Joined: 16 Jun 04
The main server and related systems went offline Jul 19 05:33 UTC during a power spike. The emergency backup power system, although in theory scaled to match the requirements of the server systems, failed with an overload message reported in the logs. Unfortunately this happened when I was paying a visit to Germany and I wasn't able to reset the power system before I arrived back 5 days later on the 24th 16:31 UTC.
The system only draws around 100-300W under normal circumstances, which would seem to suggest that the UPS of 1500VA would be sufficient - and indeed it has been handling many of the recent power spikes just fine. However, a more thorough analysis of the issue has revealed that the switch-over from mains power to battery power would leave the systems without power for about 6ms, causing an in-rush of current just as the inverter recovered from battery power. This in-rush would, in rare occasions under high load, put the total power drain over max and would cause the UPS to switch off to protect itself.
Only stand-by and line-interactive UPS systems have this issue because they keep the battery and power generation parts inactive until they are needed.
The solution has been to switch the UPS with a so called "online UPS" of similar capacity.
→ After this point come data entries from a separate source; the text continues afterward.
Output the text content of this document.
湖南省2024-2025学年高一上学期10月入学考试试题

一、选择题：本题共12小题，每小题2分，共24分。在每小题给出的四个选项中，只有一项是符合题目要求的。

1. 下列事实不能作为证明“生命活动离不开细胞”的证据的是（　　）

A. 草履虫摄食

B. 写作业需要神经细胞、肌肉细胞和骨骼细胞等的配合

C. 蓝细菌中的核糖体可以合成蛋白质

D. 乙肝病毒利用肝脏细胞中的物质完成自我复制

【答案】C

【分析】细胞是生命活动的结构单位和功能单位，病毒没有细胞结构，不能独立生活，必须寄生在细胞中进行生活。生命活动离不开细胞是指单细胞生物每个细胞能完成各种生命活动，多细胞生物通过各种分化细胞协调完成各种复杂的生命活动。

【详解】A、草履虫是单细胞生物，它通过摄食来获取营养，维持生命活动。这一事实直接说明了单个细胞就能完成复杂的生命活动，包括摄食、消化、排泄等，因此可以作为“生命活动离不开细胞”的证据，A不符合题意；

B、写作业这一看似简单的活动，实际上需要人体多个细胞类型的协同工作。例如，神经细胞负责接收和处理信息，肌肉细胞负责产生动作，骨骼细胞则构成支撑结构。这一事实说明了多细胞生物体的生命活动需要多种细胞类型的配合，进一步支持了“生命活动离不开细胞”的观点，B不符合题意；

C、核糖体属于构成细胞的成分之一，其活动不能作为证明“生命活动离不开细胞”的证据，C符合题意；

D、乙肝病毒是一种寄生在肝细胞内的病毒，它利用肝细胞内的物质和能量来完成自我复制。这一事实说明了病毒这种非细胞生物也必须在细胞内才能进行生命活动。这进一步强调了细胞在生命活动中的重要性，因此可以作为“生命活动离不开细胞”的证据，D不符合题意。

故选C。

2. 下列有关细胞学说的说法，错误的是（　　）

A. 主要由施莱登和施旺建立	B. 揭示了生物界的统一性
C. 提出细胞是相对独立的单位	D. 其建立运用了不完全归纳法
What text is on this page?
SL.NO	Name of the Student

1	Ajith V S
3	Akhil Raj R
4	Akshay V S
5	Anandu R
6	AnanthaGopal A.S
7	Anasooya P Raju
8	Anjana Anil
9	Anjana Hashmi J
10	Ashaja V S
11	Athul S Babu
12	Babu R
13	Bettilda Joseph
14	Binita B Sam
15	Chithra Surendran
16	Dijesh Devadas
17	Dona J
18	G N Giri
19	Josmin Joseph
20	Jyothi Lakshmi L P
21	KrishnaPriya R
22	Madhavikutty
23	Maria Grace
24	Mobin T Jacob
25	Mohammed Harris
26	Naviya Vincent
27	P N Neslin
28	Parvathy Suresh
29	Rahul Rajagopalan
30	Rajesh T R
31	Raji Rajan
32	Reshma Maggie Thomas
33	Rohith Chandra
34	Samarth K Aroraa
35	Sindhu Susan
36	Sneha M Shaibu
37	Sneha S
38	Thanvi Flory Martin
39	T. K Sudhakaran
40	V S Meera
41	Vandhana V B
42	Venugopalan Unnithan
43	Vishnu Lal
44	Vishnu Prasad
Online UPSes (or double conversion UPSes) always keep the power generation system running - in fact it completely isolates the mains power from the power delivered to the servers which gives the added benefit of extremely stable voltage and frequency on the outputs.
Another nice side-effect is that the new UPS has some more advanced monitoring and management features and seems to be running cooler than the old one.
Sorry about the downtime!